There’s another problem on hand, and it’s rooted in systemic racism. Big corporations are making huge profits from public school meal programs, often to the detriment of students’ health, writes Jennifer Gaddis in the K–12 education journal Phi Delta Kappan.

Take milk, for example. Studies reveal that about 90 percent of Asian Americans and 75 percent of African Americans and Native Americans are lactose intolerant compared with only 20 percent of White Americans.

“If schools operated with fresh and locally sourced food, the first positive is better nutrition for students. The second is that the food service system would have to change,” says NEA senior policy analyst Tim Barchak.

“Yet, there’s a federal policy that mandates milk come with every school meal,” Parker says. “It’s making Black boys and girls and other children of color sick because policymakers haven’t changed their guidance to offer other options.”

Parker explains that communities of color are more likely to have limited options and minimal access to fresh produce. To create a food system that is equitable and based on racial justice, a shift in mindset must occur, she says: “It’s an issue of valuing the lives of People of Color, and when you value people … you want them to have the best.”


How To Bring Healthy Food To Your School

  • Start a school and community garden, and invite students, parents, and other community members to help.
  • Form coalitions to represent the views of all interested parties, including students, parents, school nutrition staff, education support professionals, teachers, administrators, farmers, and child nutrition advocacy groups.
  • Provide professional development to school nutrition and cafeteria staff that covers scratch cooking and knife skills. Remember that fresh food is more labor-intensive and encourages an increase in staff hours.
  • Create partnerships with local farmers, butchers, and dairy producers. Visit the National Farm to School Network website to connect with partnering organizations:

Take Action Today

1. Ask your administrators these questions: Where do we buy food from? Do we have a heat-and-serve model? What does this look like for our students? This could lead to changes in local wellness or procurement policies. (Some procurement policies require producers to have a $1 million coverage bond, which prevents small to midsized local farmers from participating in school meal programs.)

2. Use your collective bargaining agreements to advocate for changes to school meals. In New Haven, Conn., union members used a survey to ignite an organizing campaign that led to big wins, including: Creating more than 30 new, full-time cook positions; allowing substitute workers to becoming permanent staff with benefits; and persuading the district to try more fresh cooking.

3. Show up to school board meetings to raise awareness about the inequities in school food and advocate for scratch cooking as well as more locally sourced foods.
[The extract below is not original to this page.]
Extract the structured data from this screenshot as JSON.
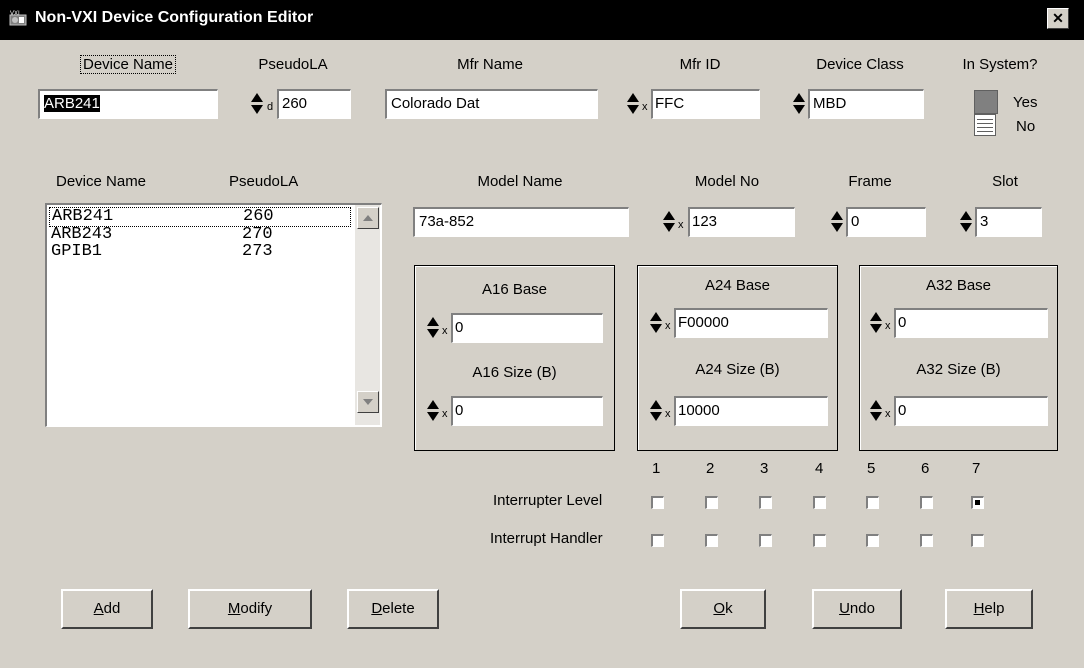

4. Contact your state association and ask how you could get involved. In Virginia, the governor established a task force, which includes the Virginia Education Association, to identify best practices for serving school meals that accommodate more dietary restrictions.

5. Ask your U.S. senators and representatives to co-sponsor the Universal School Meals Program Act of 2021, which would permanently provide free breakfast, lunch, dinner, and a snack to all school children. The program would increase student participation, and the more meals served, the cheaper they are to produce. Trimming costs would give school officials more resources to spend on higher quality ingredients, better wages, and benefits for cafeteria workers.